EL CONDUCTOR DE UBER

Viernes. 22:15. Madrid en plena efervescencia. Decido pedir un Uber (coche con conductor), lo programo y viene a la puerta de mi hotel. Salimos hacia el destino, mientras entablo conversación con el conductor. Neptuno. Me pregunta qué música me gusta y si quiero escuchar una emisora en particular. Cibeles. Me cuenta cómo están soportando la violencia por parte del sector del taxi: las miradas estilo Clint Eastwood, los desprecios y los insultos que éstos les propinan. 

Entre tanto Atocha. Le pregunto cómo son sus condiciones laborales. Se muestra satisfecho debido a que era mecánico y desde hace tres meses está prestando servicios en esta compañía. Justifica de manera papal la situación que tienen y me explica cómo sobrelleva el cotarro.

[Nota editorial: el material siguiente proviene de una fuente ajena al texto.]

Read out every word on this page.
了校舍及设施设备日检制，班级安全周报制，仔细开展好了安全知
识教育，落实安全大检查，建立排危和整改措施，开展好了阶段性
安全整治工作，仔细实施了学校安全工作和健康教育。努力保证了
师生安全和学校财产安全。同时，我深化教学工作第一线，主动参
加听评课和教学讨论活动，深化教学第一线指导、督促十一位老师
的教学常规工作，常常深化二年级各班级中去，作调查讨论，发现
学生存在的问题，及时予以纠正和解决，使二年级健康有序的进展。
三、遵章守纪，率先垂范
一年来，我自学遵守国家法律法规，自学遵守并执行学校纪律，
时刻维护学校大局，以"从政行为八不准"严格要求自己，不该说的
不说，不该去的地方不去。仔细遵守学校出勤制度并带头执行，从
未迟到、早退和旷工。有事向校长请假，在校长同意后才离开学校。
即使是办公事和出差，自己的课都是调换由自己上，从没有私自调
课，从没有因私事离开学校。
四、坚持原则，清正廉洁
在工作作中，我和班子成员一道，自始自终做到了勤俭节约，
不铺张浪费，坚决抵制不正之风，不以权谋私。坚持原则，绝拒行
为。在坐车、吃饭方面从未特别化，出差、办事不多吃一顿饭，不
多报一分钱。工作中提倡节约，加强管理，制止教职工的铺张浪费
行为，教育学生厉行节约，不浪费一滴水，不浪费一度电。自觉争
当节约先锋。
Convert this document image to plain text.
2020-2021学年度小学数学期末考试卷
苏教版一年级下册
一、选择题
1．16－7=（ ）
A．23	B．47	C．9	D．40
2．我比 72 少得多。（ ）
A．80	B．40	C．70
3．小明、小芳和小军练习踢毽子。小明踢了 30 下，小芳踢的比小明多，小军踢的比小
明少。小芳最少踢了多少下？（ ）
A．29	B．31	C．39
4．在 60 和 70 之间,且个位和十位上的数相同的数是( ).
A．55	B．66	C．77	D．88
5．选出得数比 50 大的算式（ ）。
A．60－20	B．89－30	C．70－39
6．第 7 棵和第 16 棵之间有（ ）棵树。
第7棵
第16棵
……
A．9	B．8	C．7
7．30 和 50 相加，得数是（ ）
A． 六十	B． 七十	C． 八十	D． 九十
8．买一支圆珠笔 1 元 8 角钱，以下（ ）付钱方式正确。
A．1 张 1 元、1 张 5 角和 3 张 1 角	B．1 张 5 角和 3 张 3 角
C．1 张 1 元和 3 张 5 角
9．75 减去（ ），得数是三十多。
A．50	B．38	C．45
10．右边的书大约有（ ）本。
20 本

Estamos llegando. Me relata cómo fue el momento en el que fue contratado por Uber y sus primeros servicios. Me intenta explicar cómo sus servicios, aparte de más eficientes, son más serios y leales al cliente. Con Uber, cuando se asigna el conductor, se comunica nombre, edad, coche, matrícula, manera de contactar y opiniones de otros usuarios. Además -prosigue- puedes llamar al conductor si te has dejado algo en el interior del vehículo; podrá parecer una nimiedad, pero es una facilidad más.

Gira, avanza y se detiene. Ante nosotros, en una barandilla apoyados, vemos a tres taxistas. Me avisa de que puede que suelten algún improperio. Asiento. Bajamos. Me ayuda con las maletas. Me da la mano, correspondo y le animo a seguir trabajando arduamente para ganarse el pan de su familia. Me mira y sonríe. Me da las gracias. Nos despedimos y vuelve al coche. Arranca y se va a seguir la noche que, seguramente, sea larga.